To run this webapp connect to ssh server via the command "ssh -L 5000:localhost:5000 bagnol@131.114.51.13". Then run the python file webapp.py by this two commands:
'export FLASK_APP=execute_webapp'
'flask run'
We call the Scopus search API with some keywords extracted by keyBERT (in practice, we use combinations of keywords), we then calculate embeddings of each results with SentenceTransformers and we return a ranking of them based on similarity.
Before proceed with patent seach we have to download all the dataset. The VerifyClusterPatents/XML_DownloaderParser/exec_download.py file will do the job. Anyway there are some difference in xml files across years, so it is necessary to look if fields we are intrested in do not change across years. This file will also calculate embeddings automatically.
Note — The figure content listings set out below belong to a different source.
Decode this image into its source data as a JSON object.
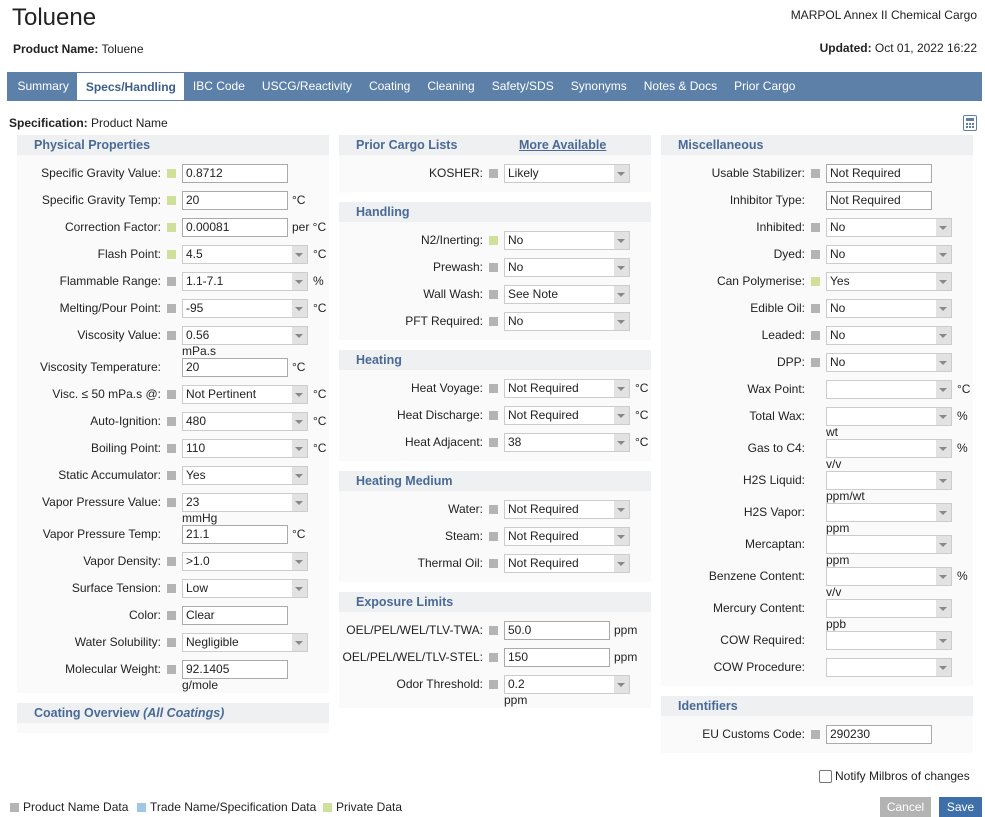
{
  "header": {
    "title": "Toluene",
    "category": "MARPOL Annex II Chemical Cargo",
    "product_name_label": "Product Name:",
    "product_name": "Toluene",
    "updated_label": "Updated:",
    "updated": "Oct 01, 2022 16:22"
  },
  "tabs": [
    {
      "label": "Summary"
    },
    {
      "label": "Specs/Handling",
      "active": true
    },
    {
      "label": "IBC Code"
    },
    {
      "label": "USCG/Reactivity"
    },
    {
      "label": "Coating"
    },
    {
      "label": "Cleaning"
    },
    {
      "label": "Safety/SDS"
    },
    {
      "label": "Synonyms"
    },
    {
      "label": "Notes & Docs"
    },
    {
      "label": "Prior Cargo"
    }
  ],
  "specification": {
    "label": "Specification:",
    "value": "Product Name"
  },
  "columns": [
    {
      "sections": [
        {
          "title": "Physical Properties",
          "fields": [
            {
              "label": "Specific Gravity Value:",
              "flag": "#cfe09a",
              "control": "input",
              "value": "0.8712"
            },
            {
              "label": "Specific Gravity Temp:",
              "flag": "#cfe09a",
              "control": "input",
              "value": "20",
              "unit": "°C"
            },
            {
              "label": "Correction Factor:",
              "flag": "#cfe09a",
              "control": "input",
              "value": "0.00081",
              "unit": "per °C"
            },
            {
              "label": "Flash Point:",
              "flag": "#cfe09a",
              "control": "select",
              "value": "4.5",
              "unit": "°C"
            },
            {
              "label": "Flammable Range:",
              "flag": "#b4b4b4",
              "control": "select",
              "value": "1.1-7.1",
              "unit": "%"
            },
            {
              "label": "Melting/Pour Point:",
              "flag": "#b4b4b4",
              "control": "select",
              "value": "-95",
              "unit": "°C"
            },
            {
              "label": "Viscosity Value:",
              "flag": "#b4b4b4",
              "control": "select",
              "value": "0.56",
              "unit_below": "mPa.s"
            },
            {
              "label": "Viscosity Temperature:",
              "control": "input",
              "value": "20",
              "unit": "°C"
            },
            {
              "label": "Visc. ≤ 50 mPa.s @:",
              "flag": "#b4b4b4",
              "control": "select",
              "value": "Not Pertinent",
              "unit": "°C"
            },
            {
              "label": "Auto-Ignition:",
              "flag": "#b4b4b4",
              "control": "select",
              "value": "480",
              "unit": "°C"
            },
            {
              "label": "Boiling Point:",
              "flag": "#b4b4b4",
              "control": "select",
              "value": "110",
              "unit": "°C"
            },
            {
              "label": "Static Accumulator:",
              "flag": "#b4b4b4",
              "control": "select",
              "value": "Yes"
            },
            {
              "label": "Vapor Pressure Value:",
              "flag": "#b4b4b4",
              "control": "select",
              "value": "23",
              "unit_below": "mmHg"
            },
            {
              "label": "Vapor Pressure Temp:",
              "control": "input",
              "value": "21.1",
              "unit": "°C"
            },
            {
              "label": "Vapor Density:",
              "flag": "#b4b4b4",
              "control": "select",
              "value": ">1.0"
            },
            {
              "label": "Surface Tension:",
              "flag": "#b4b4b4",
              "control": "select",
              "value": "Low"
            },
            {
              "label": "Color:",
              "flag": "#b4b4b4",
              "control": "input",
              "value": "Clear"
            },
            {
              "label": "Water Solubility:",
              "flag": "#b4b4b4",
              "control": "select",
              "value": "Negligible"
            },
            {
              "label": "Molecular Weight:",
              "flag": "#b4b4b4",
              "control": "input",
              "value": "92.1405",
              "unit_below": "g/mole"
            }
          ]
        },
        {
          "title": "Coating Overview",
          "title_note": "(All Coatings)",
          "fields": []
        }
      ]
    },
    {
      "sections": [
        {
          "title": "Prior Cargo Lists",
          "link": "More Available",
          "fields": [
            {
              "label": "KOSHER:",
              "flag": "#b4b4b4",
              "control": "select",
              "value": "Likely"
            }
          ]
        },
        {
          "title": "Handling",
          "fields": [
            {
              "label": "N2/Inerting:",
              "flag": "#cfe09a",
              "control": "select",
              "value": "No"
            },
            {
              "label": "Prewash:",
              "flag": "#b4b4b4",
              "control": "select",
              "value": "No"
            },
            {
              "label": "Wall Wash:",
              "flag": "#b4b4b4",
              "control": "select",
              "value": "See Note"
            },
            {
              "label": "PFT Required:",
              "flag": "#b4b4b4",
              "control": "select",
              "value": "No"
            }
          ]
        },
        {
          "title": "Heating",
          "fields": [
            {
              "label": "Heat Voyage:",
              "flag": "#b4b4b4",
              "control": "select",
              "value": "Not Required",
              "unit": "°C"
            },
            {
              "label": "Heat Discharge:",
              "flag": "#b4b4b4",
              "control": "select",
              "value": "Not Required",
              "unit": "°C"
            },
            {
              "label": "Heat Adjacent:",
              "flag": "#b4b4b4",
              "control": "select",
              "value": "38",
              "unit": "°C"
            }
          ]
        },
        {
          "title": "Heating Medium",
          "fields": [
            {
              "label": "Water:",
              "flag": "#b4b4b4",
              "control": "select",
              "value": "Not Required"
            },
            {
              "label": "Steam:",
              "flag": "#b4b4b4",
              "control": "select",
              "value": "Not Required"
            },
            {
              "label": "Thermal Oil:",
              "flag": "#b4b4b4",
              "control": "select",
              "value": "Not Required"
            }
          ]
        },
        {
          "title": "Exposure Limits",
          "fields": [
            {
              "label": "OEL/PEL/WEL/TLV-TWA:",
              "flag": "#b4b4b4",
              "control": "input",
              "value": "50.0",
              "unit": "ppm"
            },
            {
              "label": "OEL/PEL/WEL/TLV-STEL:",
              "flag": "#b4b4b4",
              "control": "input",
              "value": "150",
              "unit": "ppm"
            },
            {
              "label": "Odor Threshold:",
              "flag": "#b4b4b4",
              "control": "select",
              "value": "0.2",
              "unit_below": "ppm"
            }
          ]
        }
      ]
    },
    {
      "sections": [
        {
          "title": "Miscellaneous",
          "fields": [
            {
              "label": "Usable Stabilizer:",
              "flag": "#b4b4b4",
              "control": "input",
              "value": "Not Required"
            },
            {
              "label": "Inhibitor Type:",
              "control": "input",
              "value": "Not Required"
            },
            {
              "label": "Inhibited:",
              "flag": "#b4b4b4",
              "control": "select",
              "value": "No"
            },
            {
              "label": "Dyed:",
              "flag": "#b4b4b4",
              "control": "select",
              "value": "No"
            },
            {
              "label": "Can Polymerise:",
              "flag": "#cfe09a",
              "control": "select",
              "value": "Yes"
            },
            {
              "label": "Edible Oil:",
              "flag": "#b4b4b4",
              "control": "select",
              "value": "No"
            },
            {
              "label": "Leaded:",
              "flag": "#b4b4b4",
              "control": "select",
              "value": "No"
            },
            {
              "label": "DPP:",
              "flag": "#b4b4b4",
              "control": "select",
              "value": "No"
            },
            {
              "label": "Wax Point:",
              "control": "select",
              "unit": "°C"
            },
            {
              "label": "Total Wax:",
              "control": "select",
              "unit": "%",
              "unit_below": "wt"
            },
            {
              "label": "Gas to C4:",
              "control": "select",
              "unit": "%",
              "unit_below": "v/v"
            },
            {
              "label": "H2S Liquid:",
              "control": "select",
              "unit_below": "ppm/wt"
            },
            {
              "label": "H2S Vapor:",
              "control": "select",
              "unit_below": "ppm"
            },
            {
              "label": "Mercaptan:",
              "control": "select",
              "unit_below": "ppm"
            },
            {
              "label": "Benzene Content:",
              "control": "select",
              "unit": "%",
              "unit_below": "v/v"
            },
            {
              "label": "Mercury Content:",
              "control": "select",
              "unit_below": "ppb"
            },
            {
              "label": "COW Required:",
              "control": "select"
            },
            {
              "label": "COW Procedure:",
              "control": "select"
            }
          ]
        },
        {
          "title": "Identifiers",
          "fields": [
            {
              "label": "EU Customs Code:",
              "flag": "#b4b4b4",
              "control": "input",
              "value": "290230"
            }
          ]
        }
      ]
    }
  ],
  "notify": {
    "label": "Notify Milbros of changes"
  },
  "legend": [
    {
      "label": "Product Name Data",
      "color": "#b4b4b4"
    },
    {
      "label": "Trade Name/Specification Data",
      "color": "#9ec8e8"
    },
    {
      "label": "Private Data",
      "color": "#cfe09a"
    }
  ],
  "buttons": {
    "cancel": "Cancel",
    "save": "Save"
  }
}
Once the dataset has been downloaded, the web app will calculate all the distances between our new patent and all the elements in the dataset and return a ranking.
The code for performing clusters verification is largely the same for both patents and articles. The differences are in classification: for patents we used them ipcr classsification, whereas for articles we used subject division and the scope of the journal in which they were published. In both cases we have 3 levels of classification. In both cases we chose only documents with unique classification. In both cases we had to balance the datasets (with a maximum of 1000 items per classification). The plots_cluster_patents_paper.ipynb notebook shows results.
For papers, the 3 levels of classification are: macroarea, subject, topic.
For patents, the 3 levels of classification are: section, class, subclass. In this case we also had to clean our dataset, before balancing it, by eliminate duplicated patents with same inventors and title and duplicated patents with same abstract. We have also done an analysis on how abstract differs when documents have the same title and inventors. It can be found in VerifyClusterPatents/hist_for_abstracts.